Amber Weaver, the city of Asheville’s chief sustainability officer, is working ahead of time. She’s working with the year 2035 in mind, when the Buncombe County landfill will be at capacity, and toward 2050, when the city has promised to reduce its carbon footprint by 80 percent. However, with new hotels on the horizon and increased residential and commercial development affecting the region at large, the city faces a clear challenge in regard to environmental stewardship. What is being done to ensure that development doesn’t trump environment? For answers, Xpress, turned to Weaver.
Xpress: You have defined Asheville’s guiding principles of sustainability as meeting a “triple bottom line” by balancing environmental stewardship, economic growth and social responsibility (The green queen: Meet Asheville’s new chief sustainability officer). What specifically is being done to address this three-point sustainability plan?
Weaver: Asheville City Council and city staff have made it a priority to encompass the “triple bottom line” balancing environmental stewardship, economic growth and social responsibility into the folds of the city’s operations as well as Council’s strategic operating plan. Council’s strategic operating plan captures Council’s vision for Asheville, [whose] focus areas include economic growth and sustainability, affordability and economic mobility, and a high quality of life.

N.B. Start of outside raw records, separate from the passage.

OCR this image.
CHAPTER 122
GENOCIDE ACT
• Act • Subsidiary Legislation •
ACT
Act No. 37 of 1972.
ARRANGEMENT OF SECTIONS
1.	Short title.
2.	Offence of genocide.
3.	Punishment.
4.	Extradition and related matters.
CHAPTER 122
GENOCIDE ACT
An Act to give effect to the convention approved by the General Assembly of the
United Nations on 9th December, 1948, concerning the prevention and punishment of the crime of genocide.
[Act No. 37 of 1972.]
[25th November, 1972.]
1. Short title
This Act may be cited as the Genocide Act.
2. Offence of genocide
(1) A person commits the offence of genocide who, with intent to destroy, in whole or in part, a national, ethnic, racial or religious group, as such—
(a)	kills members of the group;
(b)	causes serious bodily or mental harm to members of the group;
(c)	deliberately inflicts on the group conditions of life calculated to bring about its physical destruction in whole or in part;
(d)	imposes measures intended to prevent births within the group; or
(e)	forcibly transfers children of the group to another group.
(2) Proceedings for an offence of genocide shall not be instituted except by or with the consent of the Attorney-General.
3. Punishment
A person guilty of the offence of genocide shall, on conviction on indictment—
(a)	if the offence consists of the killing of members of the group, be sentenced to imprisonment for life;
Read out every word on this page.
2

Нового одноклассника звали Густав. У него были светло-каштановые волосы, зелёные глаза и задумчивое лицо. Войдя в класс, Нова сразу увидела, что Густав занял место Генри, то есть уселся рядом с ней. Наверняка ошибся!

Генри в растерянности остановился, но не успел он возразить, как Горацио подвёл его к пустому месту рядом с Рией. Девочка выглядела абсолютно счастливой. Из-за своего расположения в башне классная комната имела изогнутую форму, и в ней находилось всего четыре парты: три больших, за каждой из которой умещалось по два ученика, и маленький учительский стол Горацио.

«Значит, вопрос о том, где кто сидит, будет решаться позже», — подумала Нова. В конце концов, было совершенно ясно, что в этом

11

Since taking your position as the chief sustainability officer, what do you perceive are the most pressing issues and greatest challenges that we face as a city?
The city of Asheville has a municipal carbon footprint-reduction goal of 4 percent per year until an overall reduction of 80 percent is achieved by 2050. Presently, municipal city operations have been able to reduce [the city of Asheville’s] carbon footprint by 27 percent. However, it will take thoughtful, planned efforts by multiple departments to achieve our 80 percent goal. The Office of Sustainability is committed to these efforts and is always partnering with other city departments to explore new best practices that can be applied to Asheville.
The Office of Sustainability is also working with the city’s Planning and Urban Design Department to participate in the comprehensive planning process to update its 2025 plan. The updated plan will provide Asheville with a framework for future sustainable growth, with a focus on remaining a place where people can prosper and enjoy a livable, healthy and sustainable community for now and future generations to come. The city of Asheville will be exploring climate-adaptation planning, economic resilience and environmental stewardship — all pressing issues and challenges for our city to grow and sustain our future.
Asheville is growing quickly. Do you think that perpetual economic growth is a sustainable model in the first place? Is it possible to experience economic growth without forsaking our commitment to preserving our environmental and natural resources?
Cities across our nation are growing and finding solutions to challenges in and around urban planning. The city is beginning an 18-month process to update the comprehensive plan — the community’s vision for its future. To be successful, the update process will require input, feedback and visioning from everyone. Updating the comprehensive plan and working with city departments on the importance of preserving our environment and natural resources will help provide guiding principles on how Asheville can grow sustainably.
In 2014, recycling was not offered in public housing communities, including Pisgah View, Deaverview and Klondyke. Was this addressed in 2015? What progress has been made with the funds provided by the Community Waste Reduction grant awarded to the city to address this issue?
The city of Asheville has partnered with the Housing Authority of the City of Asheville in order to develop a public housing recycling pilot project, which has been implemented in the 280 units of the Erskine, Walton and Livingston Street communities. The city was awarded a Community Waste Reduction and Recycling grant from North Carolina Department of Environmental Quality in order to help fund this pilot project. The city’s intentions are to expand the program to all the residents within the public housing community based on the success of the Southside pilot program. The city is presently considering an application with the NCDEQ for 2016 to help expand efforts.
The city’s waste reduction goal is ambitious and hopes to curb the waste stream by 50 percent by 2035. What waste reduction strategies are being implemented to attain and move closer to this goal?
The most recent enhancements were the addition of “Big Blue,” the full-size, single-stream roll carts provided to residents, allowing larger amount of recyclables to be collected. Curbside Management has also added some additional items to the collection bin: boxed soy milk and soup cartons that you can find on the shelves at the grocery store. Both of these practices enable residents to recycle more items that otherwise might end up in the landfill.
Over the last year, the city has offered Southside public housing the opportunity to recycle. The participation and recycling rate from the community has been outstanding. Asheville is also examining the pay-as-you-throw system. PAYT is a solid-waste management service based upon the volume, or amount, the resident throws away — the more you recycle, the less amount of trash you create, and the less a resident would pay from trash service. Finally, the city of Asheville and Buncombe County partnered in an organic-waste processing feasibility study focusing on organic waste generated by residential units in the city with the objective of determining the most cost-effective means of collecting, hauling and processing organic residential waste from the city.